Wrapped in newspaper, the fish suppers at Harbord Fish & Chips (147 Harbord, at Borden, 416-925-2225) are as UK-trad as they come in the colonies, while 80-year-old Reliable Fish & Chips (954 Queen East, at Verral, 416-465-4111) has been knocking off knockout noshes since George V was on the throne.
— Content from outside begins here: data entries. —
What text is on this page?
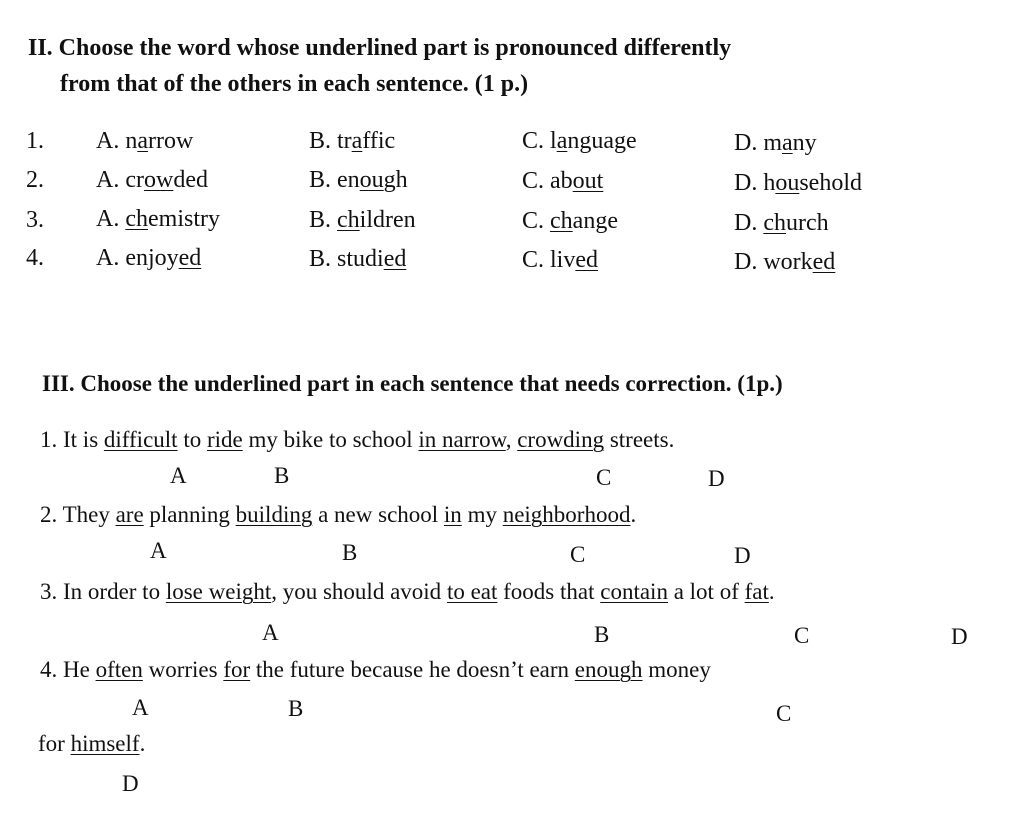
II. Choose the word whose underlined part is pronounced differently
from that of the others in each sentence. (1 p.)
1. A. narrow	B. traffic	C. language	D. many
2. A. crowded	B. enough	C. about	D. household
3. A. chemistry	B. children	C. change	D. church
4. A. enjoyed	B. studied	C. lived	D. worked
III. Choose the underlined part in each sentence that needs correction. (1p.)
1. It is difficult to ride my bike to school in narrow, crowding streets.
A	B	C	D
2. They are planning building a new school in my neighborhood.
A	B	C	D
3. In order to lose weight, you should avoid to eat foods that contain a lot of fat.
A	B	C	D
4. He often worries for the future because he doesn’t earn enough money
A	B	C
for himself.
D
Of the dozens of falafel joints on Bloor and Yonge, Pita Break (565 Yonge, at Wellesley, 416-968-1032) is the foremost purveyor of deep-fried fava bean patties. It trumps its rivals by baking its own double-thick flatbreads in flavours that include pumpernickel and jalapeño. Now settled into its new digs across town, Arabesque (1068 College, at Gladstone, 416-504-8146) fills its hummus-spread whole wheat pita with lemony falafel garnished with garlicky sour kabese pickles, while Akram's (191 Baldwin, at Kensington, 416-979-3116) sells a serviceable $2 version that makes an easy nosh while Market shopping. Though Laila (553 Bloor West, at Bathurst, 416-588-0199) gets extra points for its buy-one, get-the-second-for-half-price deal, there might be a bigger market for its advertised vegan pita pockets (aren't all falafels vegan?) if the rotisserie in the front window didn't hold a spit of mystery meat. Ever wonder why Toronto lacks multiculti street eats more adventurous than hot dogs? According to provincial regulation, licensed carts can only reheat precooked sausages and wieners, since such facilities lack proper refrigeration to handle other meats, such as bacteria-prone ground beef, hygienically.
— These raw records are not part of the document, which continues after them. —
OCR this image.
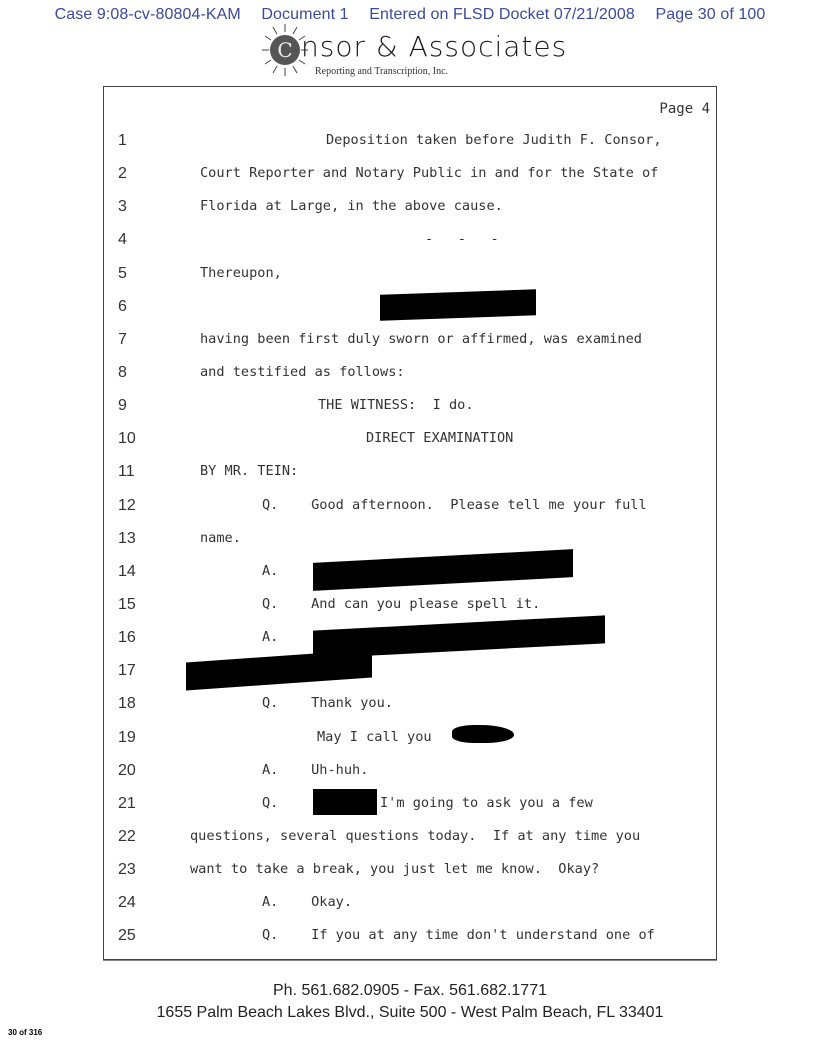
Case 9:08-cv-80804-KAM Document 1 Entered on FLSD Docket 07/21/2008 Page 30 of 100
C nsor & Associates
Reporting and Transcription, Inc.
Page 4
1	Deposition taken before Judith F. Consor,
2	Court Reporter and Notary Public in and for the State of
3	Florida at Large, in the above cause.
4	-   -   -
5	Thereupon,
6
7	having been first duly sworn or affirmed, was examined
8	and testified as follows:
9	THE WITNESS:  I do.
10	DIRECT EXAMINATION
11	BY MR. TEIN:
12	Q.    Good afternoon.  Please tell me your full
13	name.
14	A.
15	Q.    And can you please spell it.
16	A.
17
18	Q.    Thank you.
19	May I call you
20	A.    Uh-huh.
21	Q.	I'm going to ask you a few
22	questions, several questions today.  If at any time you
23	want to take a break, you just let me know.  Okay?
24	A.    Okay.
25	Q.    If you at any time don't understand one of
Ph. 561.682.0905 - Fax. 561.682.1771
1655 Palm Beach Lakes Blvd., Suite 500 - West Palm Beach, FL 33401
30 of 316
"The legislation's about controlling the conditions under which food is prepared so we can reduce the incidence of food-borne disease," says Gerry Lawrence, manager of Healthy Environments, the public health department responsible for inspecting the authorized local street food merchants.
Chip trucks and Chinese take-aways on wheels are fully equipped and so considered portable kitchens, but they uniformly offer a limited lineup of fast junk food. The popcorn vendors and chestnut hawkers of yore haven't been seen on Yonge since the 80s, more the victim of cultural change than of government interference. And the bike-pedalling, ice-cream-peddling Dickey Dee's of summers past have been a rare downtown sight ever since he started calling himself Richard.
But there's absolutely nothing on the books preventing anyone from becoming a vegetarian street vendor. So where are our pretzel stands, cupcake carts and falafel trucks? If an art student can do it on the sidewalk, surely others can, too.